Every Thursday, NHL.com will look ahead to the 2020 NHL Draft with an in-depth profile on one of its top prospects.
Quinton Byfield would relish the opportunity and responsibility of becoming the highest black player selected in the NHL Draft.
"That would be something special," the 17-year-old center of Sudbury in the Ontario Hockey League said. "Being top for something is always cool and being the top pick among players of color would definitely be something really special to me. I think the game is changing and the NHL is becoming more diverse.
"Definitely that would get kids motivated to start playing hockey, knowing that they can play, and that hockey is for everyone."
Byfield is a projected top-three selection in the 2020 NHL Draft at Bell Centre in Montreal on June 26-27. Evander Kane (2009, Atlanta Thrashers) and Seth Jones (2013, Nashville Predators) are the highest-drafted black players, each chosen with the No. 4 pick.
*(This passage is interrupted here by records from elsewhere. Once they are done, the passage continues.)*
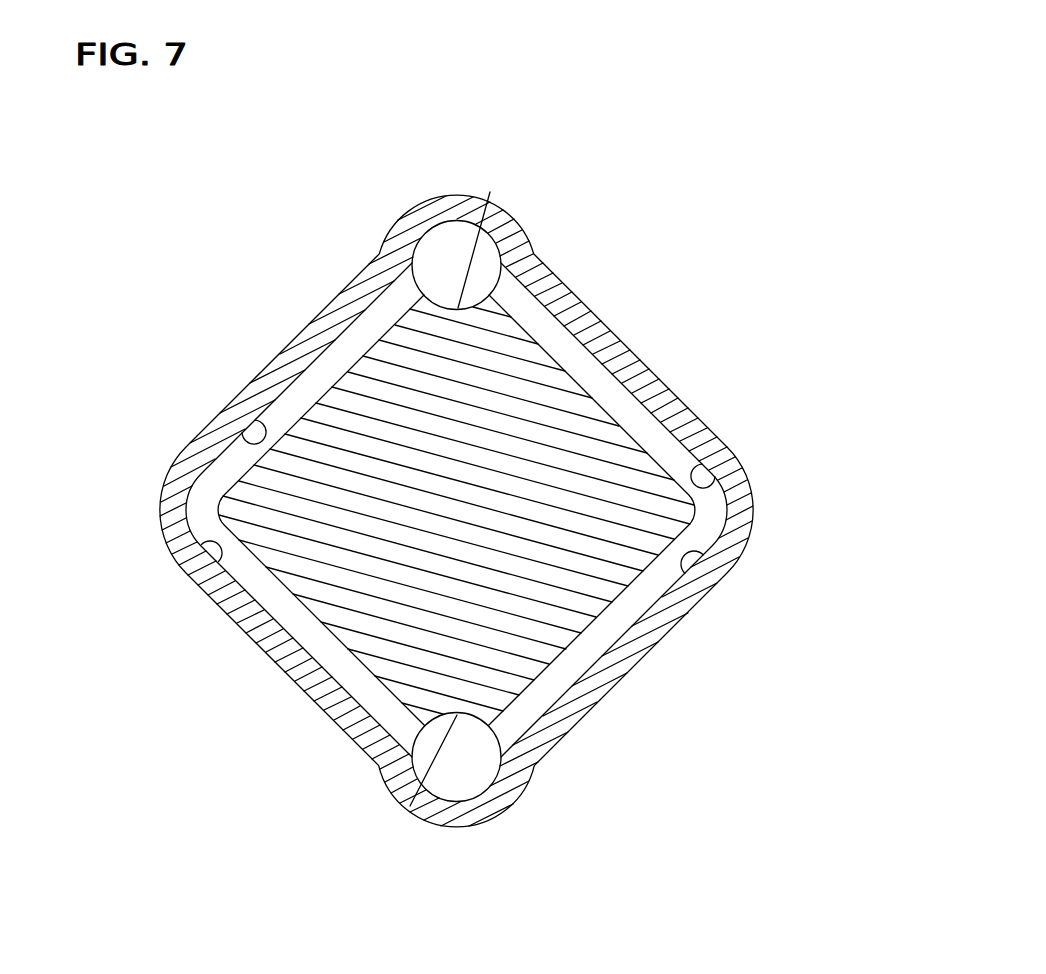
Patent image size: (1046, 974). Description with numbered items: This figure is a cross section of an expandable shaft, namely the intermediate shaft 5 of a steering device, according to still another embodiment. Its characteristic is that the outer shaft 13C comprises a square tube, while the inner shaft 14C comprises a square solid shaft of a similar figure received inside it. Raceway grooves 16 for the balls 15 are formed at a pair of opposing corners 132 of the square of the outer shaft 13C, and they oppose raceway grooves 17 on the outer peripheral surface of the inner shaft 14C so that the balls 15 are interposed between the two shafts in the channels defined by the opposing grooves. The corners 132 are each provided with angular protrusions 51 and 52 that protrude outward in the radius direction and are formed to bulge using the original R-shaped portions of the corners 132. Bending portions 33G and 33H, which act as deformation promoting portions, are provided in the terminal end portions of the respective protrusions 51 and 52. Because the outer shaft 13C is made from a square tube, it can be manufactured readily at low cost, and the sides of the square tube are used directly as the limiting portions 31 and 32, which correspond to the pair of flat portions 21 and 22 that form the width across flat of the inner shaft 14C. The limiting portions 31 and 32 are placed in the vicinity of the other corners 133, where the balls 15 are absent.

The intermediate shaft 5 is at (665, 170).
The outer shaft 13C is at (628, 321).
The inner shaft 14C is at (609, 391).
The balls 15 is at (410, 262).
The raceway grooves 16 is at (435, 260).
The raceway grooves 17 is at (520, 247).
The flat portion 21 is at (643, 565).
The flat portion 22 is at (693, 402).
The limiting portion 31 is at (700, 580).
The limiting portion 32 is at (749, 473).
The bending portion 33G is at (390, 270).
The bending portion 33H is at (520, 263).
The angular protrusion 51 is at (490, 192).
The angular protrusion 52 is at (410, 806).
The corners 132 is at (437, 226).
The corners 133 is at (740, 510).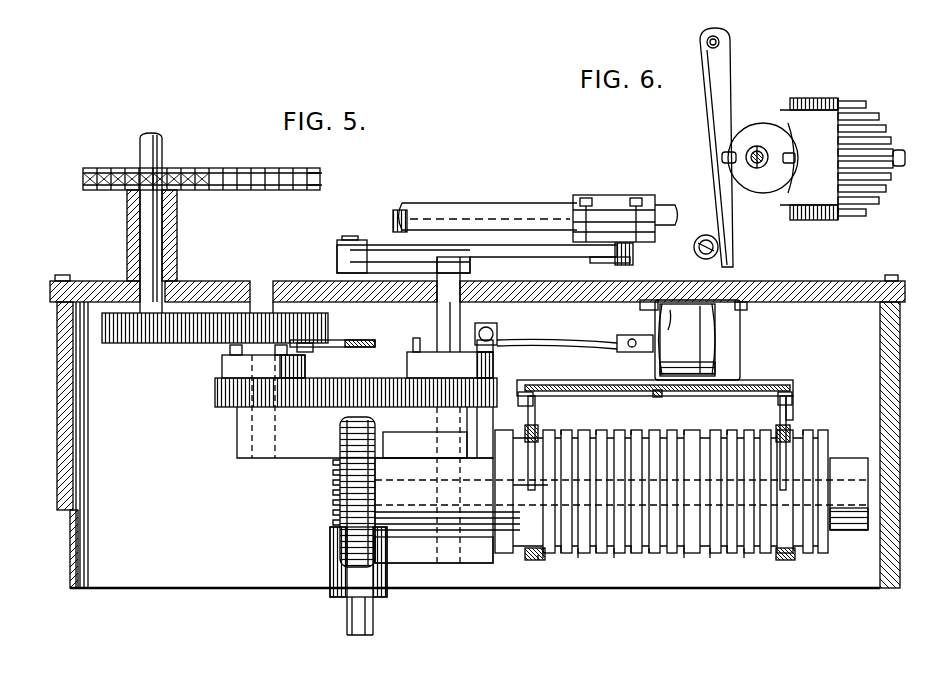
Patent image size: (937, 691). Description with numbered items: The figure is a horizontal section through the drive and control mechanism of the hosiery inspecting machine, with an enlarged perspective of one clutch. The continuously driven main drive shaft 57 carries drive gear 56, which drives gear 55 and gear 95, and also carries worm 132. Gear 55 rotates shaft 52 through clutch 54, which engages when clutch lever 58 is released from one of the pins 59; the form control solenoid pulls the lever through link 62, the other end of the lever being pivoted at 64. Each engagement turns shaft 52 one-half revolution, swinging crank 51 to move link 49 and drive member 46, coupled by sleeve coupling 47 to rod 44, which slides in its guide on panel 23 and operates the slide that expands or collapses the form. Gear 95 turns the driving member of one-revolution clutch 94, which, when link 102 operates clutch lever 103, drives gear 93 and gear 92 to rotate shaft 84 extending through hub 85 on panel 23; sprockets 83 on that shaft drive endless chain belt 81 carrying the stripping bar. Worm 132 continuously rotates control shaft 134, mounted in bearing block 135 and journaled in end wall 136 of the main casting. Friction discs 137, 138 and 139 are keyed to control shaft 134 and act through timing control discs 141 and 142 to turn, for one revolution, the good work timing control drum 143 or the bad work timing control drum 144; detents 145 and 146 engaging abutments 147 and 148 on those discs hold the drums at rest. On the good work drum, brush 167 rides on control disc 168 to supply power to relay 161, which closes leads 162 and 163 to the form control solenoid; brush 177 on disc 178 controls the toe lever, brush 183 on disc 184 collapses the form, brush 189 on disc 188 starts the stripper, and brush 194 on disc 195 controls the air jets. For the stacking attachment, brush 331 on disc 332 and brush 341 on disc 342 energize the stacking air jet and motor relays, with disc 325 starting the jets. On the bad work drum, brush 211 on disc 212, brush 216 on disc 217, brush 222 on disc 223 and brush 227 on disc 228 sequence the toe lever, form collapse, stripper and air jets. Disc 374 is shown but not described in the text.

In FIG. 5, the panel 23 is at (551, 283).
In FIG. 5, the end wall 136 is at (880, 362).
In FIG. 5, the shaft 84 is at (162, 140).
In FIG. 5, the hub 85 is at (177, 226).
In FIG. 5, the sprockets 83 is at (205, 168).
In FIG. 5, the endless chain belt 81 is at (312, 190).
In FIG. 5, the gear 92 is at (127, 343).
In FIG. 5, the gear 93 is at (205, 343).
In FIG. 5, the one-revolution clutch 94 is at (305, 368).
In FIG. 5, the link 102 is at (345, 341).
In FIG. 5, the clutch lever 103 is at (313, 345).
In FIG. 5, the gear 95 is at (215, 390).
In FIG. 5, the gear 55 is at (427, 403).
In FIG. 6, the gear 55 is at (852, 100).
In FIG. 5, the drive gear 56 is at (392, 380).
In FIG. 5, the clutch 54 is at (493, 376).
In FIG. 6, the clutch 54 is at (808, 105).
In FIG. 5, the pin 59 is at (455, 348).
In FIG. 6, the pin 59 is at (757, 145).
In FIG. 5, the shaft 52 is at (437, 307).
In FIG. 6, the shaft 52 is at (759, 171).
In FIG. 5, the clutch lever 58 is at (497, 345).
In FIG. 6, the clutch lever 58 is at (722, 73).
In FIG. 5, the link 62 is at (565, 340).
In FIG. 5, the relay 161 is at (666, 358).
In FIG. 5, the lead 162 is at (655, 320).
In FIG. 5, the lead 163 is at (676, 327).
In FIG. 5, the rod 44 is at (527, 205).
In FIG. 5, the drive member 46 is at (393, 220).
In FIG. 5, the sleeve coupling 47 is at (613, 195).
In FIG. 5, the crank 51 is at (337, 265).
In FIG. 5, the link 49 is at (375, 245).
In FIG. 5, the worm 132 is at (333, 495).
In FIG. 5, the friction disc 137 is at (330, 545).
In FIG. 5, the main drive shaft 57 is at (373, 608).
In FIG. 5, the control shaft 134 is at (412, 535).
In FIG. 5, the bearing block 135 is at (622, 468).
In FIG. 5, the timing control disc 141 is at (575, 505).
In FIG. 5, the detent 145 is at (548, 490).
In FIG. 5, the timing control disc 142 is at (812, 555).
In FIG. 5, the detent 146 is at (820, 455).
In FIG. 5, the disc 184 is at (533, 400).
In FIG. 5, the disc 178 is at (535, 430).
In FIG. 5, the disc 228 is at (766, 430).
In FIG. 5, the bad work timing control drum 144 is at (792, 398).
In FIG. 5, the abutment 147 is at (512, 555).
In FIG. 5, the abutment 148 is at (786, 560).
In FIG. 5, the contact brush 177 is at (538, 560).
In FIG. 5, the disc 325 is at (566, 430).
In FIG. 5, the disc 188 is at (566, 430).
In FIG. 5, the disc 332 is at (601, 430).
In FIG. 5, the disc 195 is at (601, 430).
In FIG. 5, the control disc 168 is at (636, 430).
In FIG. 5, the disc 342 is at (636, 430).
In FIG. 5, the disc 212 is at (692, 430).
In FIG. 5, the friction disc 138 is at (692, 430).
In FIG. 5, the disc 223 is at (732, 430).
In FIG. 5, the disc 217 is at (732, 430).
In FIG. 5, the friction disc 139 is at (808, 430).
In FIG. 5, the contact brush 183 is at (549, 555).
In FIG. 5, the brush 189 is at (558, 571).
In FIG. 5, the disc 374 is at (584, 555).
In FIG. 5, the contact brush 194 is at (590, 571).
In FIG. 5, the contact brush 331 is at (620, 555).
In FIG. 5, the contact brush 341 is at (628, 571).
In FIG. 5, the brush 167 is at (655, 555).
In FIG. 5, the good work timing control drum 143 is at (692, 555).
In FIG. 5, the brush 211 is at (716, 555).
In FIG. 5, the brush 216 is at (719, 570).
In FIG. 5, the brush 222 is at (749, 555).
In FIG. 5, the brush 227 is at (746, 571).
In FIG. 6, the pivot 64 is at (720, 247).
He said his goal is to be a role model for all young players of color looking to play the sport they love.
"I want to be someone they could look up to by being a respectful guy, someone who just goes in, plays his best game-in and game-out," Byfield said. "I'll always try to have a good game and be consistent. I'd like to pave a path for them."
Byfield can become the 12th black player chosen in the first round of the NHL Draft in the past 15 years, the most recent being defenseman K'Andre Miller (No. 22) by the New York Rangers in 2018. Growing up in Newmarket, Ontario, he said New Jersey Devils defenseman P.K. Subban was a player he admired.
"When he was in Montreal, I watched him a lot," Byfield said. "And not just on the ice, but off the ice he was always donating to charity and doing something for a good cause. He's a fun guy, living life how he wants."
Byfield (6-foot-4, 215 pounds) has been a driving force for Sudbury this season. He's eighth in the OHL in points (74) and tied for ninth in goals (32) in 40 games. Six of the seven players with more points than him have played more games; London center Connor McMichael (Washington Capitals) also has played 40.
"Quinton is special because of the way he can skate for a guy 6-foot-4 and the way he can make players around him a lot better," Sudbury coach and former NHL forward Cory Stillman said. "I can't answer whether or not he'll be playing in the NHL next season, but he's going to be a great NHL player once he's there."
Byfield, No. 2 in NHL Central Scouting's midterm ranking of North American skaters eligible for the 2020 draft, doesn't consider himself a physical player but one that's capable of protecting the puck and using his body to create offense.
"I don't really throw my body around too much or go out of my way to make a hit, but I'd say I'm a playmaker who sets up teammates quite a bit," Byfield said. "I like to find them first before I shoot."
Said Stillman: "Quinton isn't the most physical guy, but on the puck, yes, he's very determined and strong on the puck, very strong on his feet with quick hands. That's the physical side of his game that's different than a lot of other players."
In addition to his success with Sudbury, Byfield had one assist and four shots on goal while averaging 8:41 in ice time to help Canada win the 2020 IIHF World Junior Championship. Though Byfield played much less of a role than he does with Sudbury, he said he felt he brought a lot positive energy to the locker room.
"I feel I have good character; I'm kind of a gel kid in the room," he said. "On the ice I bring a different dynamic because I'm a big center, and there's not too many of those with speed who play a 200-foot game. I kind of have a lot of tools to offer an NHL team."
Byfield played plenty of pick-up hockey as a kid; his mother, Nicole, taught him how to skate when he was 2 years old. He played defense until he was 8, when coaches began to figure out that a player of his size and skating ability might be better on offense.
"I think I've drawn comparisons to Evgeni Malkin, so that's a compliment for sure," Byfield said.
Byfield said he and his family are looking forward to the draft in Montreal.
"You work your whole life to be the best player you can be and just getting the opportunity to be drafted is something I've dreamt of as a kid," he said. "Hearing your name get called is something special."
Alexis Lafreniere, a teammate at World Juniors and the projected No. 1 pick in the 2020 draft, said Byfield is as good as advertised.
"He's a big guy who can move and this is pretty rare," Lafreniere said. "Offensively he can create a lot. I enjoyed practicing with him during the [WJC]. He'll have a bright future."